I had documents with no space following a ligature - so I would consider both cases. And cases of word endings (e.g. buffi) should also be considered (might be two spaces then?).

A general word: The topic is not easy as you already researched. This step is called NFKC normalization. In pdfbox 2.X this is done internally (cp. PDFBOX-2384) now but in pdfbox 1.X the TextNormalize.java was doing it.

Upate:

One other possibility you could try is to change the PDFTextStripper.java. There is a method called normalizeWord(...).

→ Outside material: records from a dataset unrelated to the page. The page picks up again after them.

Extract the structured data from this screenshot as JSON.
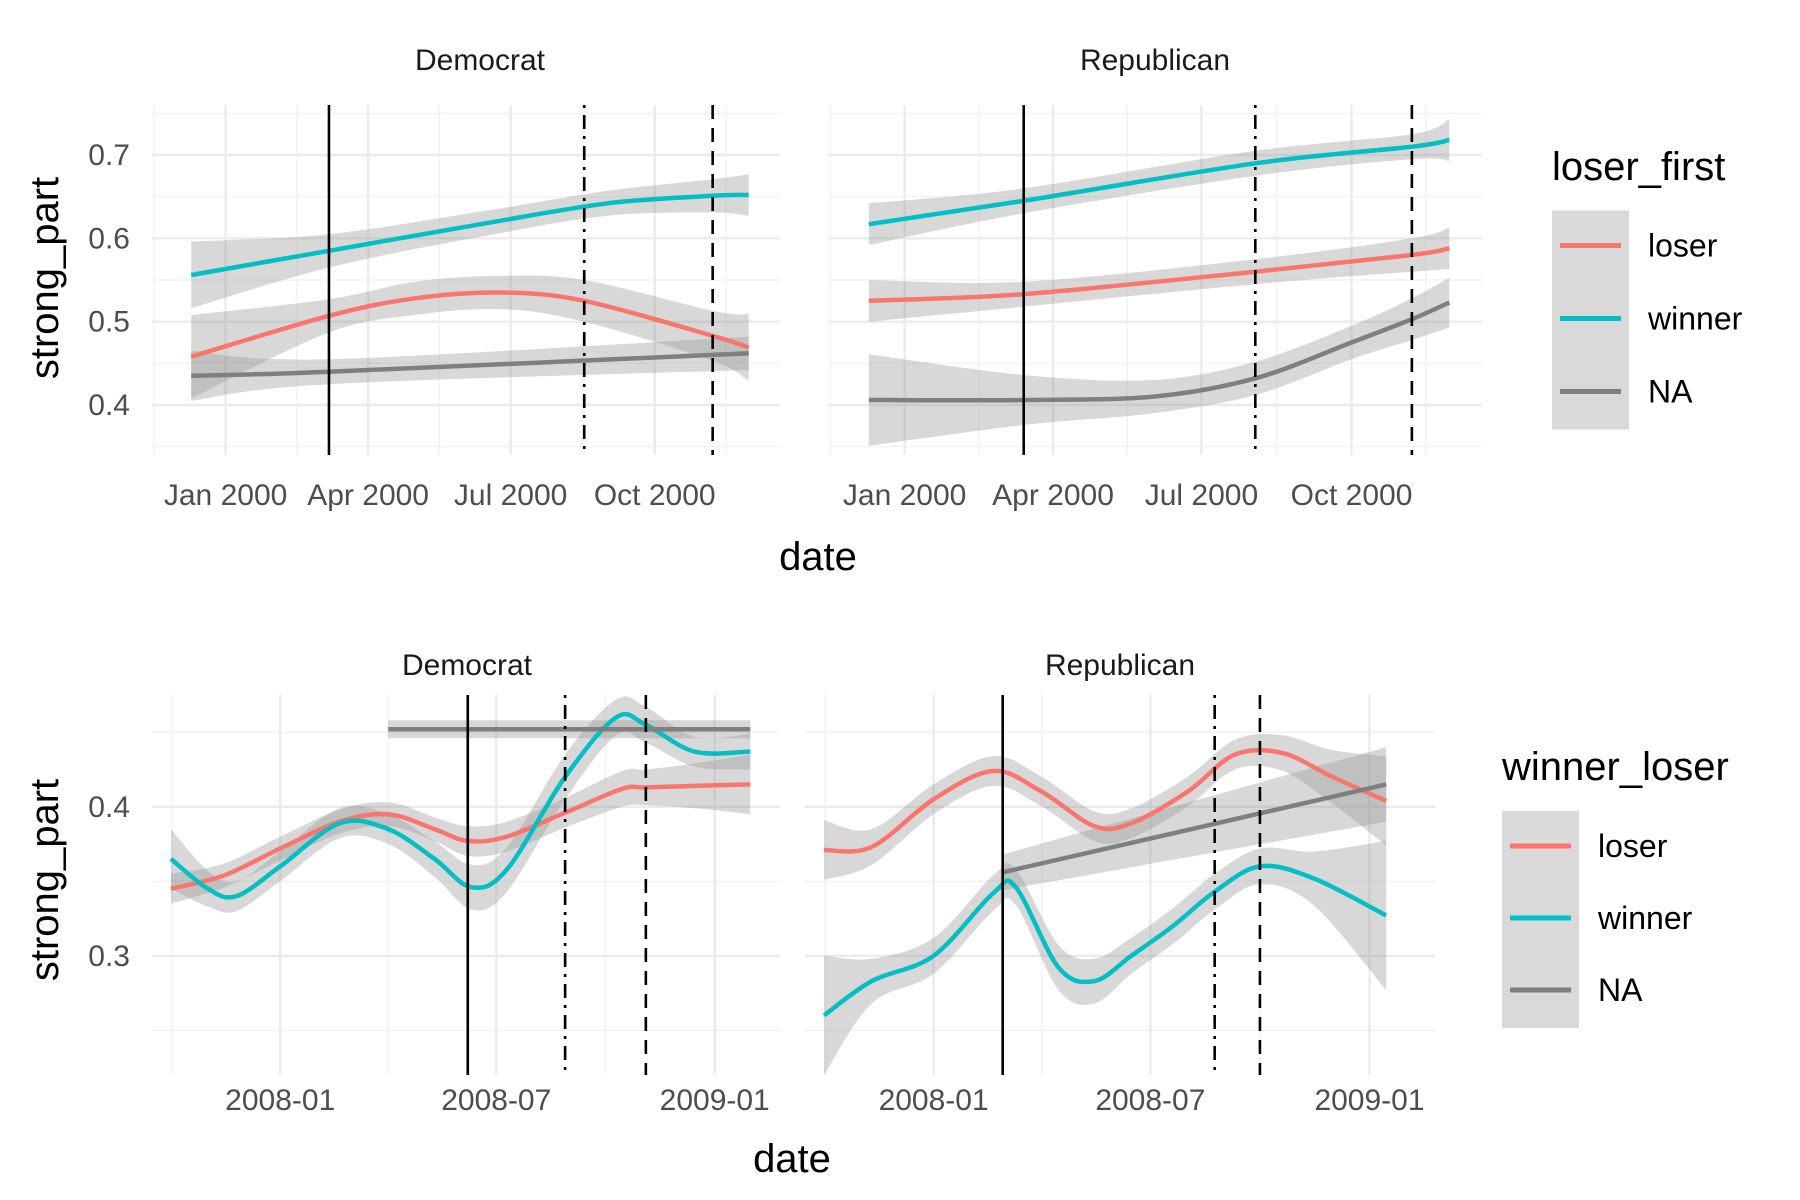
{
  "chart_data": [
    {
      "type": "line",
      "smooth_band": true,
      "facets": [
        "Democrat",
        "Republican"
      ],
      "xlabel": "date",
      "ylabel": "strong_part",
      "x_ticks": [
        "Jan 2000",
        "Apr 2000",
        "Jul 2000",
        "Oct 2000"
      ],
      "x_tick_values": [
        "2000-01-01",
        "2000-04-01",
        "2000-07-01",
        "2000-10-01"
      ],
      "xlim": [
        "1999-11-15",
        "2000-12-20"
      ],
      "ylim": [
        0.34,
        0.76
      ],
      "y_ticks": [
        0.4,
        0.5,
        0.6,
        0.7
      ],
      "y_tick_labels": [
        "0.4",
        "0.5",
        "0.6",
        "0.7"
      ],
      "grid": true,
      "legend": {
        "title": "loser_first",
        "position": "right",
        "entries": [
          "loser",
          "winner",
          "NA"
        ]
      },
      "series_colors": {
        "loser": "#F8766D",
        "winner": "#00BFC4",
        "NA": "#7F7F7F"
      },
      "panels": [
        {
          "facet": "Democrat",
          "vlines": [
            {
              "x": "2000-03-07",
              "linetype": "solid"
            },
            {
              "x": "2000-08-17",
              "linetype": "dotdash"
            },
            {
              "x": "2000-11-07",
              "linetype": "dashed"
            }
          ],
          "series": [
            {
              "name": "winner",
              "x": [
                "1999-12-10",
                "2000-03-07",
                "2000-06-15",
                "2000-09-01",
                "2000-11-07",
                "2000-11-30"
              ],
              "y": [
                0.556,
                0.585,
                0.618,
                0.642,
                0.651,
                0.652
              ],
              "se": [
                0.04,
                0.02,
                0.015,
                0.015,
                0.02,
                0.025
              ]
            },
            {
              "name": "loser",
              "x": [
                "1999-12-10",
                "2000-03-07",
                "2000-05-01",
                "2000-06-25",
                "2000-08-17",
                "2000-11-07",
                "2000-11-30"
              ],
              "y": [
                0.458,
                0.507,
                0.528,
                0.535,
                0.525,
                0.483,
                0.469
              ],
              "se": [
                0.05,
                0.02,
                0.02,
                0.02,
                0.025,
                0.03,
                0.04
              ]
            },
            {
              "name": "NA",
              "x": [
                "1999-12-10",
                "2000-03-07",
                "2000-11-30"
              ],
              "y": [
                0.435,
                0.44,
                0.462
              ],
              "se": [
                0.03,
                0.015,
                0.02
              ]
            }
          ]
        },
        {
          "facet": "Republican",
          "vlines": [
            {
              "x": "2000-03-14",
              "linetype": "solid"
            },
            {
              "x": "2000-08-03",
              "linetype": "dotdash"
            },
            {
              "x": "2000-11-07",
              "linetype": "dashed"
            }
          ],
          "series": [
            {
              "name": "winner",
              "x": [
                "1999-12-10",
                "2000-03-14",
                "2000-08-03",
                "2000-11-07",
                "2000-11-30"
              ],
              "y": [
                0.617,
                0.645,
                0.69,
                0.71,
                0.718
              ],
              "se": [
                0.025,
                0.015,
                0.015,
                0.015,
                0.025
              ]
            },
            {
              "name": "loser",
              "x": [
                "1999-12-10",
                "2000-03-14",
                "2000-08-03",
                "2000-11-07",
                "2000-11-30"
              ],
              "y": [
                0.525,
                0.533,
                0.56,
                0.58,
                0.588
              ],
              "se": [
                0.025,
                0.015,
                0.015,
                0.02,
                0.025
              ]
            },
            {
              "name": "NA",
              "x": [
                "1999-12-10",
                "2000-03-14",
                "2000-06-01",
                "2000-08-03",
                "2000-10-01",
                "2000-11-07",
                "2000-11-30"
              ],
              "y": [
                0.406,
                0.406,
                0.41,
                0.432,
                0.475,
                0.503,
                0.523
              ],
              "se": [
                0.055,
                0.03,
                0.02,
                0.02,
                0.02,
                0.025,
                0.03
              ]
            }
          ]
        }
      ]
    },
    {
      "type": "line",
      "smooth_band": true,
      "facets": [
        "Democrat",
        "Republican"
      ],
      "xlabel": "date",
      "ylabel": "strong_part",
      "x_ticks": [
        "2008-01",
        "2008-07",
        "2009-01"
      ],
      "x_tick_values": [
        "2008-01-01",
        "2008-07-01",
        "2009-01-01"
      ],
      "xlim": [
        "2007-09-15",
        "2009-02-25"
      ],
      "ylim": [
        0.22,
        0.475
      ],
      "y_ticks": [
        0.3,
        0.4
      ],
      "y_tick_labels": [
        "0.3",
        "0.4"
      ],
      "grid": true,
      "legend": {
        "title": "winner_loser",
        "position": "right",
        "entries": [
          "loser",
          "winner",
          "NA"
        ]
      },
      "series_colors": {
        "loser": "#F8766D",
        "winner": "#00BFC4",
        "NA": "#7F7F7F"
      },
      "panels": [
        {
          "facet": "Democrat",
          "vlines": [
            {
              "x": "2008-06-07",
              "linetype": "solid"
            },
            {
              "x": "2008-08-28",
              "linetype": "dotdash"
            },
            {
              "x": "2008-11-04",
              "linetype": "dashed"
            }
          ],
          "series": [
            {
              "name": "loser",
              "x": [
                "2007-10-01",
                "2007-11-15",
                "2008-01-01",
                "2008-02-20",
                "2008-04-01",
                "2008-05-10",
                "2008-06-07",
                "2008-07-10",
                "2008-08-28",
                "2008-10-15",
                "2008-11-04",
                "2008-12-15",
                "2009-01-31"
              ],
              "y": [
                0.345,
                0.354,
                0.372,
                0.39,
                0.395,
                0.385,
                0.377,
                0.38,
                0.396,
                0.412,
                0.413,
                0.414,
                0.415
              ],
              "se": [
                0.01,
                0.008,
                0.008,
                0.008,
                0.008,
                0.008,
                0.01,
                0.01,
                0.01,
                0.012,
                0.012,
                0.015,
                0.02
              ]
            },
            {
              "name": "winner",
              "x": [
                "2007-10-01",
                "2007-11-01",
                "2007-11-25",
                "2008-01-01",
                "2008-02-20",
                "2008-04-01",
                "2008-05-10",
                "2008-06-10",
                "2008-07-10",
                "2008-08-28",
                "2008-10-10",
                "2008-11-04",
                "2008-12-15",
                "2009-01-31"
              ],
              "y": [
                0.365,
                0.345,
                0.34,
                0.36,
                0.389,
                0.385,
                0.365,
                0.346,
                0.358,
                0.42,
                0.46,
                0.455,
                0.437,
                0.437
              ],
              "se": [
                0.02,
                0.012,
                0.01,
                0.01,
                0.01,
                0.01,
                0.012,
                0.015,
                0.015,
                0.015,
                0.012,
                0.012,
                0.01,
                0.012
              ]
            },
            {
              "name": "NA",
              "x": [
                "2008-04-01",
                "2009-01-31"
              ],
              "y": [
                0.452,
                0.452
              ],
              "se": [
                0.006,
                0.006
              ]
            }
          ]
        },
        {
          "facet": "Republican",
          "vlines": [
            {
              "x": "2008-02-28",
              "linetype": "solid"
            },
            {
              "x": "2008-08-24",
              "linetype": "dotdash"
            },
            {
              "x": "2008-10-01",
              "linetype": "dashed"
            }
          ],
          "series": [
            {
              "name": "loser",
              "x": [
                "2007-10-01",
                "2007-11-10",
                "2008-01-01",
                "2008-02-20",
                "2008-04-01",
                "2008-05-15",
                "2008-06-15",
                "2008-08-01",
                "2008-09-10",
                "2008-10-20",
                "2008-12-01",
                "2009-01-15"
              ],
              "y": [
                0.371,
                0.373,
                0.405,
                0.424,
                0.41,
                0.387,
                0.389,
                0.41,
                0.435,
                0.436,
                0.42,
                0.404
              ],
              "se": [
                0.02,
                0.012,
                0.01,
                0.01,
                0.01,
                0.01,
                0.01,
                0.01,
                0.01,
                0.012,
                0.018,
                0.03
              ]
            },
            {
              "name": "winner",
              "x": [
                "2007-10-01",
                "2007-11-10",
                "2008-01-01",
                "2008-02-20",
                "2008-03-10",
                "2008-04-15",
                "2008-05-15",
                "2008-06-15",
                "2008-07-20",
                "2008-08-24",
                "2008-10-01",
                "2008-11-15",
                "2009-01-15"
              ],
              "y": [
                0.26,
                0.283,
                0.3,
                0.342,
                0.346,
                0.292,
                0.283,
                0.3,
                0.32,
                0.343,
                0.36,
                0.352,
                0.327
              ],
              "se": [
                0.04,
                0.015,
                0.012,
                0.012,
                0.012,
                0.015,
                0.015,
                0.012,
                0.012,
                0.012,
                0.012,
                0.018,
                0.05
              ]
            },
            {
              "name": "NA",
              "x": [
                "2008-02-28",
                "2009-01-15"
              ],
              "y": [
                0.356,
                0.415
              ],
              "se": [
                0.012,
                0.025
              ]
            }
          ]
        }
      ]
    }
  ]
}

It converts the single "fi" ligature to "f" and "i". There you could add

//line 1971...
//for PDFs where ligatures are followed by a space (e.g. "fi ve") 
if(word.substring(q+1,q+2).equals(" ")) {
  p = q + 2;
}
else {
  p = q + 1;
}

But I tried it only with pdfbox 2.0.19 (and it seems you are using 1.8.X). The good thing is it is only applied when a ligature was found. However it seems not to be a general solution due to problems with words which end with a ligature. But in your case you should be fine since there consistently seems to be a space after each ligature.